Size limitations and quotas, though well-meaning, are token measures which seldom stem stock depletion. The sea cucumber’s plasticity, alive or cooked, makes it tricky to determine its actual size, besides, who is on hand to measure? Since our fishermen do not keep logs, who actually records the allowable catch? Are records always accurate? Could animals collected in the lagoon be delivered to foreign vessels anchored outside the reef? By its very nature, it is difficult to establish the volume of the unreported black-market trade. And another thing, if illegal fishermen can plunder sea cucumbers, day and night, around most islands of the British Indian Ocean Territory and the Torres Strait, under the noses of British and Australian authorities; if poachers in the Seychelles can use the former police commissioner’s boat to pillage these animals; if the fisheries inspector entrusted with Galapagos’s quotas is himself carted off the island, in handcuffs, what makes us think that Rodrigues can suddenly enforce the unenforceable? Has Fisheries recently recruited King Canute?

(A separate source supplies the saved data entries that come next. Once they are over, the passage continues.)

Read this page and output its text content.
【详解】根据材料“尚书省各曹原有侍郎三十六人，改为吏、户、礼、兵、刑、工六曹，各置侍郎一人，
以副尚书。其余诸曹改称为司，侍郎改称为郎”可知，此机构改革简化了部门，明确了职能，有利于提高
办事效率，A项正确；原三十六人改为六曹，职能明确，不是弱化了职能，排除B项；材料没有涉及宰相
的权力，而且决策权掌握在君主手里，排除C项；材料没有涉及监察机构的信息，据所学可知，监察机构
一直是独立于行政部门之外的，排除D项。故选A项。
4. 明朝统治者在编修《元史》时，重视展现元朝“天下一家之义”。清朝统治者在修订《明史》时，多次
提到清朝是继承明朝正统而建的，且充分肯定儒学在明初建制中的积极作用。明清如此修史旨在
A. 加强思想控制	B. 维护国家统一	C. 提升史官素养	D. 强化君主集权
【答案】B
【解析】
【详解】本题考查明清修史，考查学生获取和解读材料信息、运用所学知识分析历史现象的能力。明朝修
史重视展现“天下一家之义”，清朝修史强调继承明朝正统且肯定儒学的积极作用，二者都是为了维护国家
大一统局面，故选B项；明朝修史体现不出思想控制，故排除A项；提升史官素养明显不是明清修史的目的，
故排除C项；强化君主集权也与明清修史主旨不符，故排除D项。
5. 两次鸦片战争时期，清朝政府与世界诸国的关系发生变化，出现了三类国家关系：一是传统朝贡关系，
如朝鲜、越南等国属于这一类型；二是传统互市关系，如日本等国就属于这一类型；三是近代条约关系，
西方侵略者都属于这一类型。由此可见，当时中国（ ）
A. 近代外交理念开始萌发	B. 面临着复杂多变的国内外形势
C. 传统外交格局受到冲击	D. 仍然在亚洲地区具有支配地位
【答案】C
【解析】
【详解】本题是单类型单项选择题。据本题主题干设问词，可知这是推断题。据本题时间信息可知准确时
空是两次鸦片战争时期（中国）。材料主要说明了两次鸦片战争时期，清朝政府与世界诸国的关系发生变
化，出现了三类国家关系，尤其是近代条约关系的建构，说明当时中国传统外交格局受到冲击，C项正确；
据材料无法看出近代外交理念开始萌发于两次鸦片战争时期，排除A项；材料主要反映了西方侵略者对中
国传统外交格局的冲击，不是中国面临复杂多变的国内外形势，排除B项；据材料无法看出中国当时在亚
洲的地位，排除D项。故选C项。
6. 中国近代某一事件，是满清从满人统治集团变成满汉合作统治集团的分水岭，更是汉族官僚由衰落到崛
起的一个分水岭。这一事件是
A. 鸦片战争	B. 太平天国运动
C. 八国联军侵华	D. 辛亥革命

At the end of the day, no matter how neatly pseudo-scientific reports dovetail with the interests of those who commission them, harvesting wild sea cucumbers can only ever be a fly-by-night operation. Comoros, Tanzania, Somalia, Tonga, Galapagos, and Madagascar know this from experience. Truth is, there is no sustainable harvesting anywhere in the world. Stocks simply do not recuperate. That’s why India banned commercial harvesting of these animals. The bottom line is Rodrigues would do well to follow suit – before it’s too late.
In spite of the culture of deception and spin, it is nose-bleedingly obvious that there is n-o-t-h-i-n-g in this for the people of Rodrigues. Then, why are these animals and an ecosystem that has taken ages and ages to evolve, being pushed to the brink of total collapse? And more pointedly, for whose benefit?